Елочка быстро сделала отрицательный жест.
– Нет, не хочу. Не хочу и не могу, не сумею начать сначала. Я не вижу теперь таких людей, как он, а я могу полюбить только такого. Для меня в этом чувстве заключается все: моя любовь к России, моя любовь к героизму, мое преклонение перед человеком, который отдал жизнь Родине! Это все вошло в меня слишком глубоко. Тоска по нему – лучшая часть моей души. Я не хочу увидеть себя с другим: я бы тогда перестала себя уважать. Лучше всю жизнь прожить одной, не быть любимой никем, отречься от радостей, работать, чем изменить самому лучшему в себе, загасить искру! Сделавшись счастливой мелким обывательским счастьем, легко стать удовлетворенной, а удовлетворение внутреннего голода – уже мещанство. Мне моя тоска дорога.
Ася смотрела на Елочку как завороженная, не смея пошевелиться.
– Я очень люблю стихотворения Блока, – заговорила опять Елочка. – Когда я их читаю, мне приходят иногда странные мысли, очень странные… Возможность новой встречи и любовного единения там… после смерти… вне тела. У Блока в «Стихах о Прекрасной Даме» мысль эта высказана совершенно ясно: «Предчувствую Тебя. Года проходят мимо» или «Ты идешь. Над храмом, над нами – беззакатная глубь и высь». Вот тогда, при такой встрече, он увидит и оценит мою верность; тогда найдет свое оправдание мое одиночество. Понимаете ли вы, что значит для меня такая мысль и как много она мне дает?
Глаза Елочки ярко светились, каждый нерв дрожал в ее худом и смуглом лице. Ася почувствовала себя совсем маленькой рядом с ней.
– Какая вы вся глубокая, серьезная, а я… какая я жалкая и пустая по сравнению с вами. Никакого отречения, никакой жертвенности во мне нет, ни капельки! Мне всегда хочется только счастья! Он на коленях передо мною, белые цветы… чудные разговоры… полная задушевность во всем. Мне счастье представляется таким светлым, захватывающим, обволакивающим, как туман. Я очень люблю детей; я воображаю себе иногда, как буду купать моего беби в ванночке, где плавают игрушечные золотые рыбки и лебедки, или пеленать его в кружевные конвертики. В семь-восемь лет я очень любила укачивать кукол. Я пеленала свою Лили или плюшевого мишку и ходила с ними по комнате, убаюкивая. Я любила колыбельную «Гули-гуленьки» и еще «Казачью колыбельную» лермонтовскую. Почему-то мне делалось грустно, когда я пела. Я даже представить себе не могу жизнь без беби. Это тоже очень большой секрет от всех.
– Это у вас будет – не беспокойтесь! Вы еще юная, хорошенькая, найдется человек, который полюбит вас… Это-то вполне достижимо! – И, вставая, чтобы уходить, прибавила: – Каждая прачка может иметь детей. Тут даже не нужно вашего таланта и вашего изящества!

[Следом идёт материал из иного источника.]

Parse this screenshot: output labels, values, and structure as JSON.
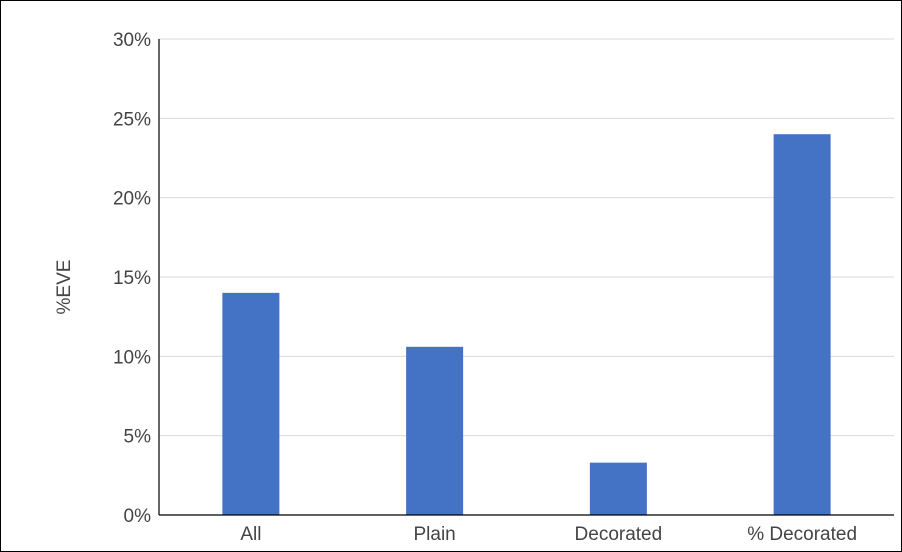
{
  "chart_data": {
    "type": "bar",
    "title": "",
    "xlabel": "",
    "ylabel": "%EVE",
    "categories": [
      "All",
      "Plain",
      "Decorated",
      "% Decorated"
    ],
    "values": [
      0.14,
      0.106,
      0.033,
      0.24
    ],
    "ylim": [
      0,
      0.3
    ],
    "yticks": [
      0,
      0.05,
      0.1,
      0.15,
      0.2,
      0.25,
      0.3
    ],
    "ytick_labels": [
      "0%",
      "5%",
      "10%",
      "15%",
      "20%",
      "25%",
      "30%"
    ],
    "grid": true,
    "legend": "none",
    "colors": {
      "bar": "#4472c4",
      "grid": "#d9d9d9",
      "axis": "#000000",
      "text": "#444444"
    }
  }
}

Ася почувствовала себя виноватой и свой лепет – глупым и растерянно взглянула на эту странную, немного суровую девушку. Вошла француженка и сказала Асе по-французски:
– Сейчас звонила по телефону мадам la princesse Dachkoff[37] Она вызывала мсье Сержа. Я не знала, что ей ответить, и сказала, что его нет дома.
Елочка дрогнула.
– La princesse Dachkoff? Вы знакомы с Дашковыми?
– Oh, oui! C'est une dame d'une famille très noble. Elle est maintenant la fiancée de notre monsieur Cerge[38], – ответила ей француженка.
У Елочки вертелось на губах множество вопросов, но она не решилась их задать. Ее пригласили к чайному столу, но она стала прощаться, не желая показаться назойливой. В передней, уже у порога, она отважилась, однако, спросить:
– Скажите, у этой дамы… у княгини Дашковой, не было ли среди родственников белогвардейского офицера?
– Ее муж был убит под Перекопом, – ответила Ася.
«Убит! – думала Елочка, медленно спускаясь по лестнице… – Значит, не он! Он был ранен и добит, а не убит в бою. К тому же он, конечно, не был еще женат. Ему всего-то было года двадцать два – не больше! Обручального кольца у него не было, а только перстень пажей. Как странно, что именно в семье у Аси, к которой меня вдруг так потянуло, услышала я эту фамилию!»
Глава восьмая
Мы – дети страшных лет России —
Забыть не в силах ничего.
А. БлокНина считала, что она впутана в опасную игру. Она не могла изменить ни ход событий, ни своей роли в них – все развернулось помимо ее воли, но тревожные предчувствия ее угнетали.